Minuto 62, nel momento in cui il Borussia regala forse qualche bagliore in più, che Antonio Conte decide di togliere dal campo un Romelu Lukaku che non ha offerto sicuramente la sua migliore versione in campo, e di gettare nella mischia nientemeno che… Sebastiano Esposito, classe 2002 da Castellammare di Stabia, che dopo il debutto d’emergenza in Europa League della scorsa stagione contro l’Eintracht Francoforte scende in campo nella competizione europea più prestigiosa, e non per necessità ma per precisa volontà dell’allenatore. In una situazione normale, in un contesto come quello al quale siamo abituati, la mossa di mandare in campo un giocatore che non ha nemmeno la patente verrebbe immediatamente bollata come una mossa suicida. Ma nell’Inter, nel bene e nel male, niente è mai normale. E allora capita che questo ragazzino, questo predestinato, scenda in campo nella partita forse più importante di questa stagione e in breve tempo faccia dimenticare a tutti quella che è la sua carta d’identità.
Ha sorpreso tutti, Sebastiano, per l’incredibile dose di personalità che ha saputo mettere in campo in questi benedetti 30 minuti. Che lo ha portato a dimenticare in fretta l’emozione per aver esaudito quello che è il sogno di ogni bambino che gioca a calcio e a metterci sul campo tutta la voglia di spaccare il mondo che lo porta a lottare su ogni pallone, a pressare, a ingabbiare i difensori avversari. Arrivando al punto di decidere di portarne a spasso due volando in area di rigore e costringendo uno di loro a buttarlo a terra condannando la sua squadra a subire un penalty, e quel qualcuno non è uno qualsiasi ma Mats Hummels, uno di quelli che qualche anno fa alzava al cielo del Brasile la Coppa del mondo con la maglia della Nazionale tedesca. E pazienza se poi si lascia andare ad un’esultanza che gli costa un rimbrotto nel dopopartita da Esteban Cambiasso, se Lautaro Martinez quel rigore lo sbaglia e lui forse vede forse casca per un breve e infinito istante nel tunnel dell’emozione floppando completamente un tap in che forse non avrebbe errato nemmeno con la maglia della Primavera: quella giocata, fatta al cospetto di gente che vanta enne volte la sua esperienza a livello Mondiale, la dice lunga, tanto lunga, sulle qualità di questo ragazzo.

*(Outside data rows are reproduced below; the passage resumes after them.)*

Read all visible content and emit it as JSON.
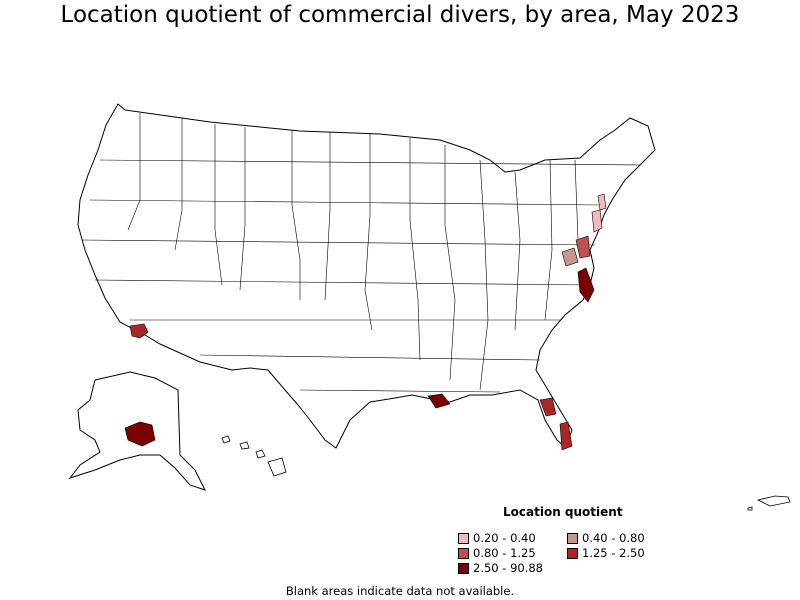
{
  "title": "Location quotient of commercial divers, by area, May 2023",
  "legend": {
    "title": "Location quotient",
    "items": [
      {
        "label": "0.20 - 0.40",
        "color": "#f4b8c0"
      },
      {
        "label": "0.40 - 0.80",
        "color": "#c8968f"
      },
      {
        "label": "0.80 - 1.25",
        "color": "#c05050"
      },
      {
        "label": "1.25 - 2.50",
        "color": "#a82828"
      },
      {
        "label": "2.50 - 90.88",
        "color": "#7a0000"
      }
    ]
  },
  "footnote": "Blank areas indicate data not available."
}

Già, il Mondiale. Già, il Brasile. Risuonano ancora le eco di quella polemica assurda e gratuita montata per chissà quale motivo dopo la decisione dell’Inter di non far partire il ragazzo per il Mondiale Under 17 in programma in Brasile proprio fra pochissimi giorni. La storia è nota: Alexis Sanchez si opera, l’Inter si ritrova a corto di attaccanti, ma piuttosto che tentare la strada degli svincolati decide di dare responsabilità al ragazzo inserendolo in prima squadra, sacrificando la sua presenza nella kermesse internazionale giovanile. Qualcosa che il club aveva pieno diritto a fare, eppure qualcuno, che magari ignorava l’esistenza di un Mondiale Under 17 e soprattutto ignorava il fatto che non essendo competizione calendarizzata dalla Fifa non vige l’obbligo dei club di concedere i loro giocatori convocati, si è divertito a montare un attacco al club del quale si fa fatica a trovare motivazioni e soprattutto il senso.

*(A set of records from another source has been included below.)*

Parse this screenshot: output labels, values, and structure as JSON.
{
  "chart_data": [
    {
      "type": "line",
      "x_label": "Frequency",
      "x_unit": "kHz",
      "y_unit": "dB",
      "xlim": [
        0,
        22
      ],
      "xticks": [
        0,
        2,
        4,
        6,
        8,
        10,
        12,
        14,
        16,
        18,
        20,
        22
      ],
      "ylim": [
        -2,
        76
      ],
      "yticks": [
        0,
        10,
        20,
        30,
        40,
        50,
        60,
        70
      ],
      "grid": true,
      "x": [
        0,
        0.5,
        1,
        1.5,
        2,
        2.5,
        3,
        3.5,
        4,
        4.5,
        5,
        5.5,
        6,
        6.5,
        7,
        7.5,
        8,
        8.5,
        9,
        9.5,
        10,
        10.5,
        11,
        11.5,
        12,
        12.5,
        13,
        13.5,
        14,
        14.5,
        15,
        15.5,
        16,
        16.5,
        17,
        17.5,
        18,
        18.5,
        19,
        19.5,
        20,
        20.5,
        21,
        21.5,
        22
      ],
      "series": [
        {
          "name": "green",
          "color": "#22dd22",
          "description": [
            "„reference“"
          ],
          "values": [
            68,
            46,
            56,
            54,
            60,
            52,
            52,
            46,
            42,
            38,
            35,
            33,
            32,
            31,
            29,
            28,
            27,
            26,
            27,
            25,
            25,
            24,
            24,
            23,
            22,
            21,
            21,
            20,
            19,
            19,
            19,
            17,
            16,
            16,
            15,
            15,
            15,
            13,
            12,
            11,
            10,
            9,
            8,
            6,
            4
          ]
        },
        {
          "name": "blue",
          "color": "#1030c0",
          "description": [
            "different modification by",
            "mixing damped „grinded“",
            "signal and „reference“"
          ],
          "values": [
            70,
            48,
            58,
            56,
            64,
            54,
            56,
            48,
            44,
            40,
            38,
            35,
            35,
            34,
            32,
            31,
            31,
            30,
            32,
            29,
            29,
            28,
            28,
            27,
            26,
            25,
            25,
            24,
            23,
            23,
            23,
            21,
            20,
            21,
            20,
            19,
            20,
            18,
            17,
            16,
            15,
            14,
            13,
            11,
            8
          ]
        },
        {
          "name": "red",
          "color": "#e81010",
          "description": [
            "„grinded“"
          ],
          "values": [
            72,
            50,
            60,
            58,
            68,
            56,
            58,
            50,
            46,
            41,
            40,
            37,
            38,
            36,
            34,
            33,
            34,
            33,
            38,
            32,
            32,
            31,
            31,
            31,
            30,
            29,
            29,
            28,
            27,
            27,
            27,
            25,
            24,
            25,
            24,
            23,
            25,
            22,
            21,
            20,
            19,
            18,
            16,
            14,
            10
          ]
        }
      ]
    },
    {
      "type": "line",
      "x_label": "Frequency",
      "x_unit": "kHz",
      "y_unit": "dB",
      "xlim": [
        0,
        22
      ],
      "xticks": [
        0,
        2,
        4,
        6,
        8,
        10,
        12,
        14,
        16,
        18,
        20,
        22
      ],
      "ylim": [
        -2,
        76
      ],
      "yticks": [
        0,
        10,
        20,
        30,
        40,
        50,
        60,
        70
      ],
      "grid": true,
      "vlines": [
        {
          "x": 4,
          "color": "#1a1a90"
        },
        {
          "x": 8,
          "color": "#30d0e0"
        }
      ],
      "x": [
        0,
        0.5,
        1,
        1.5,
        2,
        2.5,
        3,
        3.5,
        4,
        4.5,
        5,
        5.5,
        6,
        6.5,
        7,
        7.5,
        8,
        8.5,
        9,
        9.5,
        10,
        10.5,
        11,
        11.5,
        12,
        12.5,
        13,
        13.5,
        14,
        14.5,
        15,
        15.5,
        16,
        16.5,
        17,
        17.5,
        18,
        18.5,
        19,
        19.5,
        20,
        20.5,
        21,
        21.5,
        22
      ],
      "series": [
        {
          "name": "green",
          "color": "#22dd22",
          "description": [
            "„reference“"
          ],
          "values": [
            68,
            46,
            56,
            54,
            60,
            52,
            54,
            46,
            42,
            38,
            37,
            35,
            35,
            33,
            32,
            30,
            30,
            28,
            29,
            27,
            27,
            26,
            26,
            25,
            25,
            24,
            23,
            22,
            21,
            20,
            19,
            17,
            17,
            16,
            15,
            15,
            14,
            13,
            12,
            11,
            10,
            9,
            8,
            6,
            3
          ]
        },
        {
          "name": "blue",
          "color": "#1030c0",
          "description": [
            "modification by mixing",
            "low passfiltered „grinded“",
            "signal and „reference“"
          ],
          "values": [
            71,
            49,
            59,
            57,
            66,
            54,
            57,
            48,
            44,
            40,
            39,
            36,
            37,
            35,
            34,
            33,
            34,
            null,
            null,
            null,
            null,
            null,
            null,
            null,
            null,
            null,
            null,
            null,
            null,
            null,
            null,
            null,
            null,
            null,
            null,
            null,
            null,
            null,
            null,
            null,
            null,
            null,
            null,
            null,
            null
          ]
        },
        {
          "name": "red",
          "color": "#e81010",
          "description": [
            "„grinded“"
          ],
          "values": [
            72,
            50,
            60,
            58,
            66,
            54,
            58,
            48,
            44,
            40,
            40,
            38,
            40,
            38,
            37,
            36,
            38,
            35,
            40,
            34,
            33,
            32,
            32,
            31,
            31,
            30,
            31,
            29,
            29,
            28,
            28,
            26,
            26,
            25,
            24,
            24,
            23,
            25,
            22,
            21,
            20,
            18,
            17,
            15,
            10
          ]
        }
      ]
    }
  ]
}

Ma come si dice, il tempo è galantuomo. Antonio Conte prima ha provveduto a rintuzzare questa sterile querelle, prima con le parole poi con i fatti, riservando al ragazzo uno spazio in una partita cruciale nella competizione più bella del mondo per club, vetrina sfruttata come meglio non si poteva, forse. Siete sicuri che tutto questo non valesse un bel baratto con un Mondiale giovanile, magari pensando di poter giocare quello dei più grandi in un giorno tanto lontano.